Poetic muses – Syracuse played its own part in developing its artistic prowess in Antiquity.
Several of its rulers became so taken with the power of patronage and the benefits of promoting the
arts that before long established foreign poets and writers were being welcomed to their court.
Some, like Dionysius the Elder, tried to establish themselves as writers but without any great
success. The first to take a truly effective interest was Hiemon who proclaimed himself protector of
poets and invited to his court such illustrious figures as Bacchylides, Xenophon and Simonides, and
highly competitive rivals Pindar and Aeschylus, one of the most eminent early Greek dramatists and
author of The Persians (470 BC) and The Women of Etna (now lost); both plays are known to have
been performed in the Greek theatre in Neapolis.

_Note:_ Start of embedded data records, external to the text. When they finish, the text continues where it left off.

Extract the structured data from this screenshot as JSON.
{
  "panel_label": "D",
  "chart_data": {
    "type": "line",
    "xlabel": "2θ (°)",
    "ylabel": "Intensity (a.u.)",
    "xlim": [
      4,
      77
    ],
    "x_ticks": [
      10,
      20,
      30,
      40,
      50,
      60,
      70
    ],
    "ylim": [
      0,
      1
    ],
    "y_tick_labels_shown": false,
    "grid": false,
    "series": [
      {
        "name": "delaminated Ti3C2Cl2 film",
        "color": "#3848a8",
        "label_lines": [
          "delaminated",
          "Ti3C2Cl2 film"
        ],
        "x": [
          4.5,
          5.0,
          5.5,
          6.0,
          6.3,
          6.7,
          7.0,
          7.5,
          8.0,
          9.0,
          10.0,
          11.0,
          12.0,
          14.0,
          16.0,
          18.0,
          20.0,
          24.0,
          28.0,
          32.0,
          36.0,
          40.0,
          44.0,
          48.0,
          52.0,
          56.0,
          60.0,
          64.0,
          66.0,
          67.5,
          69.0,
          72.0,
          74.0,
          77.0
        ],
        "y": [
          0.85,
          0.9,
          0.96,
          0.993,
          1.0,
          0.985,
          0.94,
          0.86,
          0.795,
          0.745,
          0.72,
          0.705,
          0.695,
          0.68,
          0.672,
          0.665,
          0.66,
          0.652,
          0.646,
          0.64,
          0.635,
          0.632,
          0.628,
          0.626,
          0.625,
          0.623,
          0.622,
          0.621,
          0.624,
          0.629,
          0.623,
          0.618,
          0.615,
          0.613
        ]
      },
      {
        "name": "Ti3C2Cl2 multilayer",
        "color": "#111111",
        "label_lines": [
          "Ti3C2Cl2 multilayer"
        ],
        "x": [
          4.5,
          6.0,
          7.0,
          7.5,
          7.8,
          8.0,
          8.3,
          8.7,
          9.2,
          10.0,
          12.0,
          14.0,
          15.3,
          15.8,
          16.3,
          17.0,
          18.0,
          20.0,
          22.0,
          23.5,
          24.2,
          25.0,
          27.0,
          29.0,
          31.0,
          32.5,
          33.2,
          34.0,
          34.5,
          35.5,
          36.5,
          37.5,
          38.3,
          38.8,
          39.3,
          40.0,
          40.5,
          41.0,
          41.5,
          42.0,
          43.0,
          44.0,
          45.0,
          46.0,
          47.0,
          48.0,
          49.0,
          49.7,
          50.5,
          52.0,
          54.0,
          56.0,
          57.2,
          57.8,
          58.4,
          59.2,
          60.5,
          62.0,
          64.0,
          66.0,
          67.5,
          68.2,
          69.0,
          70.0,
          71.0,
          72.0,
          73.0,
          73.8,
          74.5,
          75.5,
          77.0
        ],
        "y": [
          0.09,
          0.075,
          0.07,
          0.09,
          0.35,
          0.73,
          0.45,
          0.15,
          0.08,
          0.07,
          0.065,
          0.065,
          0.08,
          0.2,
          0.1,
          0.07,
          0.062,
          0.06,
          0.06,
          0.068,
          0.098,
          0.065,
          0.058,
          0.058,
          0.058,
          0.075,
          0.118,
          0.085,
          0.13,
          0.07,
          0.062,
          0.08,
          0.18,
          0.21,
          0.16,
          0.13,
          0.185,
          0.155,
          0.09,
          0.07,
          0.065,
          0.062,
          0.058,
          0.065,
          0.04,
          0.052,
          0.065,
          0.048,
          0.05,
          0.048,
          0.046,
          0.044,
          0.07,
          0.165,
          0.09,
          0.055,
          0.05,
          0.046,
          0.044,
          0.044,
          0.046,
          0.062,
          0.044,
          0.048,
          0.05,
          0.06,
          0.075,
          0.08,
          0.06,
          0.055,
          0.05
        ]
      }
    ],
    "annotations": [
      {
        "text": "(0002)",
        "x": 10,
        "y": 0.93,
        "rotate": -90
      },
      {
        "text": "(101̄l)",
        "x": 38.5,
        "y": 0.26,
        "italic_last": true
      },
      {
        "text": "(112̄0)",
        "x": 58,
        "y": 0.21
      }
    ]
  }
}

By contrast, Plato was to endure difficult relations with Syracuse, most particularly with its
rulers, Dionysius the Elder welcomed him reluctantly only to expel him shortly afterwards; after his
demise, the philosopher returned (under the protection of the regent Dion), to be expelled a second
time by Dionysius II after failing to persuade the tyrant to accept the principles of his Utopian state
(outlined later in his Dialogues in the section entitled Republic).
Theocrates, the protagonist of a kind of bucolic poetry at which Virgil was later to excel,
was probably a native of Syracuse, in more recent times.